Because the Great War was a mad, brutal, awful struggle
distinguished more often than not by military and political
incompetence; because the waste of human life was so
terrible that some said victory was scarcely discernible
from defeat; and because the war which was supposed to end
all wars in fact sowed the seeds of a second, even more
terrible, war - we might think that this Unknown Soldier
died in vain.
But in honouring our war dead as we always have, we declare
that this is not true.
For out of the war came a lesson which transcended the
horror and tragedy and the inexcusable folly.
It was a lesson about ordinary people - and the lesson was
that they were not ordinary.
On all sides they were the heroes of that war: not the
generals and the politicians, but the soldiers and sailors
and nurses - those who taught us to endure hardship, show
courage, to be bold as well as resilient, to believe in
ourselves, to stick together.
The Unknown Australian Soldier we inter today was one of
those who by his deeds proved that real nobility and
grandeur belongs not to empires and nations but to the
people on whom they, in the last resort, always depend.
That is surely at the heart of the Anzac story, the
Australian legend which emerged from the war. It is a legend
not of sweeping military victories so much as triumphs
against the odds, of courage and ingenuity in adversity. It
is a legend of free and independent spirits whose discipline
derived less from military formalities and customs than from
the bonds of mateship and the demands of necessity.
It is a democratic tradition, the tradition in which
Australians have gone to war ever since.
This Unknown Australian is not interred here to glorify war
over peace; or to assert a soldier's character above a
civilian's; or one race or one nation or one religion above
another; or men above women; or the war in which he fought
and died above any other war; or of one generation above any
that has or will come later.
The Unknown Soldier honours the memory of all those men and
women who laid down their lives for Australia.
His tomb is a reminder of what we have lost in war and what
we have gained.
We have lost more than 100,000 lives, and with them all
their love of this country and all their hope and energy.
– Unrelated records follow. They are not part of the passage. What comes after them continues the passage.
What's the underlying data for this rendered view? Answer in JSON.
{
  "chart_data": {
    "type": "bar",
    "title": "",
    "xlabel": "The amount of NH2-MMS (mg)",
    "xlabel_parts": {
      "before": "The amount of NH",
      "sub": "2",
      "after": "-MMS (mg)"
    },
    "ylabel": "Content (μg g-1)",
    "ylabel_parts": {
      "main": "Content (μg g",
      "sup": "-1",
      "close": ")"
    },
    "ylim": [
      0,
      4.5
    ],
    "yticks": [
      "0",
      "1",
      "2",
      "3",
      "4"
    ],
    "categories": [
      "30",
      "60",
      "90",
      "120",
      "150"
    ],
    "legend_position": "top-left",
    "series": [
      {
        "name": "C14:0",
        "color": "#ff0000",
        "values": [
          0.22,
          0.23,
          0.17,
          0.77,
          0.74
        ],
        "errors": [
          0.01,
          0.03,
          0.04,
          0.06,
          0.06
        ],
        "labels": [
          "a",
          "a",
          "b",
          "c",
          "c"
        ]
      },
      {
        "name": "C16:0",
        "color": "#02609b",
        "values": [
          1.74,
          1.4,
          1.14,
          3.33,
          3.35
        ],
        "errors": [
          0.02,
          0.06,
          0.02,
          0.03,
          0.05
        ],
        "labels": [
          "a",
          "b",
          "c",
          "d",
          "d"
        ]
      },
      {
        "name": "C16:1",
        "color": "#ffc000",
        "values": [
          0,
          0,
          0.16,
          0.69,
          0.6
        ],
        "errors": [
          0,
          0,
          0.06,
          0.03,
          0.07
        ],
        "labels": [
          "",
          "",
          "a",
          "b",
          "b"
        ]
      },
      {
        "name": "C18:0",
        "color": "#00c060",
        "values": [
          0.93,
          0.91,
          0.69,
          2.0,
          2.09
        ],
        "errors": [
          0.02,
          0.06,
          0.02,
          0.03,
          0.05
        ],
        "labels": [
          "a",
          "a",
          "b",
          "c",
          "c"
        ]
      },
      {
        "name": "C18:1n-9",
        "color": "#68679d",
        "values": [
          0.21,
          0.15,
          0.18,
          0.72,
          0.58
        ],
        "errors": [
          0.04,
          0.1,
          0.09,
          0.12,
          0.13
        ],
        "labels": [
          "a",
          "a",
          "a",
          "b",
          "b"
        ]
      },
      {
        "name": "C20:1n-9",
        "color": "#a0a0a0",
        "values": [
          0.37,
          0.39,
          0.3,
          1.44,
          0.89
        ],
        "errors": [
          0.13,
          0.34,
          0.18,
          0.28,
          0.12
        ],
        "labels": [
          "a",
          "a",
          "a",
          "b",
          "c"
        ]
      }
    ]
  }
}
We have gained a legend: a story of bravery and sacrifice
and with it a deeper faith in ourselves and our democracy,
and a deeper understanding of what it means to be
Australian.
It is not too much to hope, therefore, that this Unknown
Australian soldier might continue to serve his country - he
might enshrine a nation's love of peace and remind us that
in the sacrifice of the men and women whose names are
recorded here there is faith enough for all of us.